As his star rose and Greg moved to L.A., I saw him less frequently. Sometimes more than a year would go by without us seeing or speaking to each other. But when I did run into Greg, he knew me right away. That megawatt smile would spread across his face and he’d charge through whatever crowd of fans he had drawn to give me a big bro hug. And he always wanted to know how I was doing and if there was anything I needed.
Greg never forgot his friends, and refused to let his own celebrity overshadow any time you spent with him.
For a guy who had so many fascinating stories to tell about life in the Army, making movies, partying in Hollywood (and yes, enjoying having his pick of women), Greg was much more interested in how somebody was bettering him or herself—how much weight they’d lost or how they were going to keep that promise they’d made to themselves a long time ago.

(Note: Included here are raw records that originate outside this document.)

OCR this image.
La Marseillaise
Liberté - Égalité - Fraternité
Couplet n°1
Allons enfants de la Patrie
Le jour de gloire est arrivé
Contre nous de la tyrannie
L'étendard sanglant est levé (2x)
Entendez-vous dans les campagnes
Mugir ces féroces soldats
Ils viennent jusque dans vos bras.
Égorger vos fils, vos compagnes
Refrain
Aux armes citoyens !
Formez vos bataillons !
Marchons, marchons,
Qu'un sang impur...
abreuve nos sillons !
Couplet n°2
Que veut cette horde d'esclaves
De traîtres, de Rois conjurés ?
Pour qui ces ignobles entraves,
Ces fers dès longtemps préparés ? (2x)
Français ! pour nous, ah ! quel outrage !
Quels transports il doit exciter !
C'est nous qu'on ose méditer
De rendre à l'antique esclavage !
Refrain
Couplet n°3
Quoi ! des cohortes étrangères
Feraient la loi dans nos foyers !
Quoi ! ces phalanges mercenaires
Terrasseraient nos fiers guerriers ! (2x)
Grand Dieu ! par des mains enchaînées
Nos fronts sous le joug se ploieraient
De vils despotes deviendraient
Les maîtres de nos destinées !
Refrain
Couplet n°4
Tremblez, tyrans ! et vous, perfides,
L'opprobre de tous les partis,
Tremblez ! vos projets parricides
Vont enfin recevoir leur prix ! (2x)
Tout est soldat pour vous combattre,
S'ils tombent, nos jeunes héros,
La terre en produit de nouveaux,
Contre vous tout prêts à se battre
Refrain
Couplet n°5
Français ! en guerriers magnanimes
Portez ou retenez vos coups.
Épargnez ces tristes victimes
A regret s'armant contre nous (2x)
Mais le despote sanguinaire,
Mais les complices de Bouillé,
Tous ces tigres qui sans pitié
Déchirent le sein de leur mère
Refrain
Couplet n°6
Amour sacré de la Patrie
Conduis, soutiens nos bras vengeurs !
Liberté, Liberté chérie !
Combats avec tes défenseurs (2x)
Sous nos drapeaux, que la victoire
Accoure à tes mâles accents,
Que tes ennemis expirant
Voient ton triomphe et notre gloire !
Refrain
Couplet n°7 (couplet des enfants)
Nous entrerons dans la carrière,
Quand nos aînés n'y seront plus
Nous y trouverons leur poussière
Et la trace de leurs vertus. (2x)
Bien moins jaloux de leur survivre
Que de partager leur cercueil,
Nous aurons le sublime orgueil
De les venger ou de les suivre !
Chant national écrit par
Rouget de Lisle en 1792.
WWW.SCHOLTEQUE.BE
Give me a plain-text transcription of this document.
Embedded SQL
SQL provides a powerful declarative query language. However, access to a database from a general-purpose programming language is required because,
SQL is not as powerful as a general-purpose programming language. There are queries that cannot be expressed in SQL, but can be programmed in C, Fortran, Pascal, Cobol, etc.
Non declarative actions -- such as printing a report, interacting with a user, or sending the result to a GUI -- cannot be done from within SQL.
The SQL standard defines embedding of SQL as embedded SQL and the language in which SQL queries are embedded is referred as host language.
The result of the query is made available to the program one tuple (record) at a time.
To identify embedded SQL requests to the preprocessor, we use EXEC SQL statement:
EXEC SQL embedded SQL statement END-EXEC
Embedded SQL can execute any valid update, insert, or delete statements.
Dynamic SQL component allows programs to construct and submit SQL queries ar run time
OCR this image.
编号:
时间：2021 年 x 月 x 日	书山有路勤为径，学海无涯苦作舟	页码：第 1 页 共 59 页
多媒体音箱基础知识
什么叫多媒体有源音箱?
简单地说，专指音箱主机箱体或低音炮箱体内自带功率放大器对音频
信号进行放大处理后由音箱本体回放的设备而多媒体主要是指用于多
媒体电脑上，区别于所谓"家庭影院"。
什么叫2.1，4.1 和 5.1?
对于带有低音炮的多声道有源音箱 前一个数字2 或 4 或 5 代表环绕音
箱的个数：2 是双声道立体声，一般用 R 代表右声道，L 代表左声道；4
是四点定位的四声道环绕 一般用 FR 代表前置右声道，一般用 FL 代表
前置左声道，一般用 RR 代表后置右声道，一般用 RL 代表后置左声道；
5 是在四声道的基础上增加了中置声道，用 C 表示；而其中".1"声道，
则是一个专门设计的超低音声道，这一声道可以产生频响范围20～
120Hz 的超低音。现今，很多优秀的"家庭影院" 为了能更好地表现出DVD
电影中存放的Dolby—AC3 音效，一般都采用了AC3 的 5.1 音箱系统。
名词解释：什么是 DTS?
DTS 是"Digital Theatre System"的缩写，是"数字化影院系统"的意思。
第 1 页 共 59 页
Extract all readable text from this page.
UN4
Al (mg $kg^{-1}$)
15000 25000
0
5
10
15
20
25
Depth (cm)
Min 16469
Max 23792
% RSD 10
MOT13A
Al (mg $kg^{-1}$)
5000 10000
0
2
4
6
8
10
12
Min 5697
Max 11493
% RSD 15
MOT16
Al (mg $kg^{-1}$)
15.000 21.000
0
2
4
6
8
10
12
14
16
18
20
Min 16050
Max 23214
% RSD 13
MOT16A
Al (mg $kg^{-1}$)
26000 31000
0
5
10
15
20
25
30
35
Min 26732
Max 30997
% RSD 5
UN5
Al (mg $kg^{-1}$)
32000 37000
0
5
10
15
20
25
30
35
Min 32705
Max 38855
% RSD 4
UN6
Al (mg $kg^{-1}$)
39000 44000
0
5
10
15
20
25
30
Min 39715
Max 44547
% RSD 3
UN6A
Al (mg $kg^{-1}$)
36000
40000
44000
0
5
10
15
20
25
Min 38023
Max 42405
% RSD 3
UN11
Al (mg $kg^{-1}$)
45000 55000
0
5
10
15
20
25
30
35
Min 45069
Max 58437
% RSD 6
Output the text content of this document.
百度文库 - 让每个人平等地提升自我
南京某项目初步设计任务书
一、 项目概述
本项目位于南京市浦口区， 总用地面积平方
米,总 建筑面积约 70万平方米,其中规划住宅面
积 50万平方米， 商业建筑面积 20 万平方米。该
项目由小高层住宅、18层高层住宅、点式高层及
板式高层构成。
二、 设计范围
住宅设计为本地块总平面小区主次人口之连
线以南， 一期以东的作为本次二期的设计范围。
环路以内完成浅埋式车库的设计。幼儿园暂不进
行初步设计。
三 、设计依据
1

Almost as hard as accepting that Greg is gone is that he actually could die at all. He seemed invincible to cigarettes, alcohol, war, the wrath of ex-girlfriends… and time. Greg’s mortality is a reminder that even the fittest don’t always survive, and that we all need to appreciate the people we love because they can disappear permanently. And they often do when we’re least prepared for it.
It’s also a reminder to appreciate our potential as human beings and all the things we’re capable of, from building an outstanding body to becoming an outstanding leader, friend, and humanitarian.
That’s what Greg was—and those are the things he wanted for everybody.